Dawniej kobiecość definiowana była przez mężczyzn. W dużej mierze odnosiła się do powierzchowności. Nie bez powodu czerwona szminka oraz delikatne pończochy kojarzą nam się z kwintesencją kobiecości. Dziś kobiety określają się same. Dlatego dla mnie istnieją miliony sposobów realizacji kobiecości. Swoją kobiecość postrzegam jako świadomość swoich potrzeb. Autentyczność. Dążenie do realizacji pragnień. Znajomość towarzyszących nam atrybutów. Przyjmowanie roli, która najbardziej nam odpowiada. Chciałabym odnaleźć w sobie kobiecość, którą posiada moja mama. Być silną, niezależną i wykształconą kobietą. Nie tracąc jednocześnie powabu kobiecego.
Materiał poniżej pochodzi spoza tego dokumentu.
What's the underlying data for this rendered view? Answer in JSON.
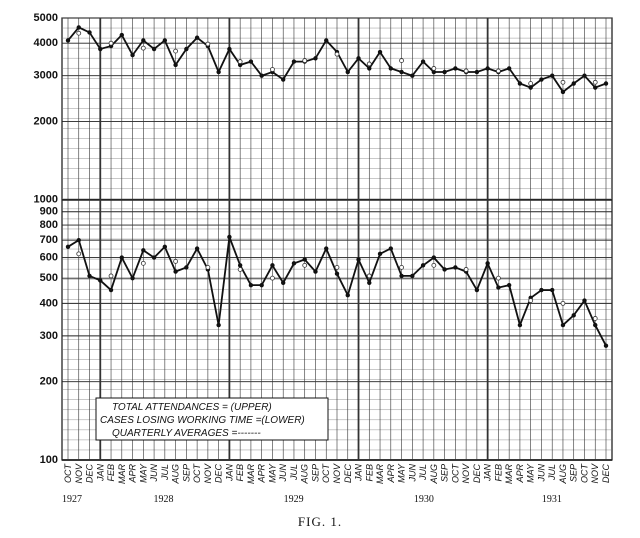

Raz jeszcze dziękuję bardzo tym wspaniałym Paniom, które zechciały poświęcić swój czas, by nazwać to, co według nich składa się na pojęcie kobiecości.
A Wy-co sprawia, że czujecie się kobieco? Czego wciąż Wam brak, by móc tak się poczuć? Nie ukrywam, że liczę na dyskusję-przecież właśnie tak możemy lepiej poznawać siebie, odkrywać swe potrzeby i podzielić doświadczeniami.
0 komentarze
It means a lot, thank You!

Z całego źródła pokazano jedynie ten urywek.